I agree with @SvenRtbg's argument, adding a specific parser would achieve that. |
Hi, first off, love the lib. It's even better in 4.x than it was in 3.x.
One thing bothers me a bit though, since the interfaces moved around and claims() got moved to the UnencryptedToken interface it left a weird gap in the Parser interface, since it's not possible to get a "proper" decoded token interface via the default implementation.
Yeah, it's returning an unencrypted plain token, but it's a bit weird that you can't simply force that.

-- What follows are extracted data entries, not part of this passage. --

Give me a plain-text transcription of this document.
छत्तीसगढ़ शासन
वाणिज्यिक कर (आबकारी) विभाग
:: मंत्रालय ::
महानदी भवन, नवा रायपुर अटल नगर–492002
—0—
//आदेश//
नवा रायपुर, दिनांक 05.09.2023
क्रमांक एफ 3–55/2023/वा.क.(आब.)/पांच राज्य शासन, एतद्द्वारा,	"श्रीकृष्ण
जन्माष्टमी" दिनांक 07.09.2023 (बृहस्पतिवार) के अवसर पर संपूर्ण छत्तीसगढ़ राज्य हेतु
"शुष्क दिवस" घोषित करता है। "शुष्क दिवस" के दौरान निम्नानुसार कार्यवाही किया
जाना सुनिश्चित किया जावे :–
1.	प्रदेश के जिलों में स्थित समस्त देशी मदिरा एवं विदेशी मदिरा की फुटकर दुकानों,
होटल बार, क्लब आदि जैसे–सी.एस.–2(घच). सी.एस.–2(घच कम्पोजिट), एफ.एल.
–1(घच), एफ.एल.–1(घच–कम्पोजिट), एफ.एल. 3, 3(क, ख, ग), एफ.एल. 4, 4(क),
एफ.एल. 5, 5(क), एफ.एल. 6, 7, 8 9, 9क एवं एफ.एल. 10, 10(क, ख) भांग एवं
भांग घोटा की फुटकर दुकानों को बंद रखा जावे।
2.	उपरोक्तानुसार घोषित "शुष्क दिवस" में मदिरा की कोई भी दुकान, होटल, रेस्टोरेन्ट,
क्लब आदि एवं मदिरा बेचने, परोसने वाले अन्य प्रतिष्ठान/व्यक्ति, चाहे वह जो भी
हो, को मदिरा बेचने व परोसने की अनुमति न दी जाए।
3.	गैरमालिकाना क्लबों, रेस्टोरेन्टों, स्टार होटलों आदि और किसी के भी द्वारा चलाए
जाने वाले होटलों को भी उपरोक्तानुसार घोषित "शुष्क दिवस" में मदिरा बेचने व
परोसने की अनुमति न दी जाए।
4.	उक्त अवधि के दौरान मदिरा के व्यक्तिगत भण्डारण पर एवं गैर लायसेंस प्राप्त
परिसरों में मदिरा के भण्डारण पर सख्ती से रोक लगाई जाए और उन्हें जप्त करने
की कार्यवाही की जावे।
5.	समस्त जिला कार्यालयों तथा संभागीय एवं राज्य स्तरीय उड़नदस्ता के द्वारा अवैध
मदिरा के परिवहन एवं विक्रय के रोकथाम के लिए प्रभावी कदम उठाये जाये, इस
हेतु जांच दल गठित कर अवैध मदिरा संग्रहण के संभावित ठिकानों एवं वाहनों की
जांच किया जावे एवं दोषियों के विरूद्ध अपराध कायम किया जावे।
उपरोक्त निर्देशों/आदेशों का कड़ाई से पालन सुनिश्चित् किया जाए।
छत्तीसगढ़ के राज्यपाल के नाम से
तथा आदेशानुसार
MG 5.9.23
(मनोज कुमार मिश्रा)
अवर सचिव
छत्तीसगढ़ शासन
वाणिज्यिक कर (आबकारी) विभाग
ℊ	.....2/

I would like to propose a solution to this problem, just like there's a Token interface and UnencryptedToken interface, maybe let's have Parser and UencryptedParser interface? The default implementation could stay the same, the UnencryptedParser interface would simply add a new method -
parseUnencrypted(string $jwt): UnencryptedToken
or something like that.There'd be no modification required on the Parser class, simply changing the interface and having both methods return the same object.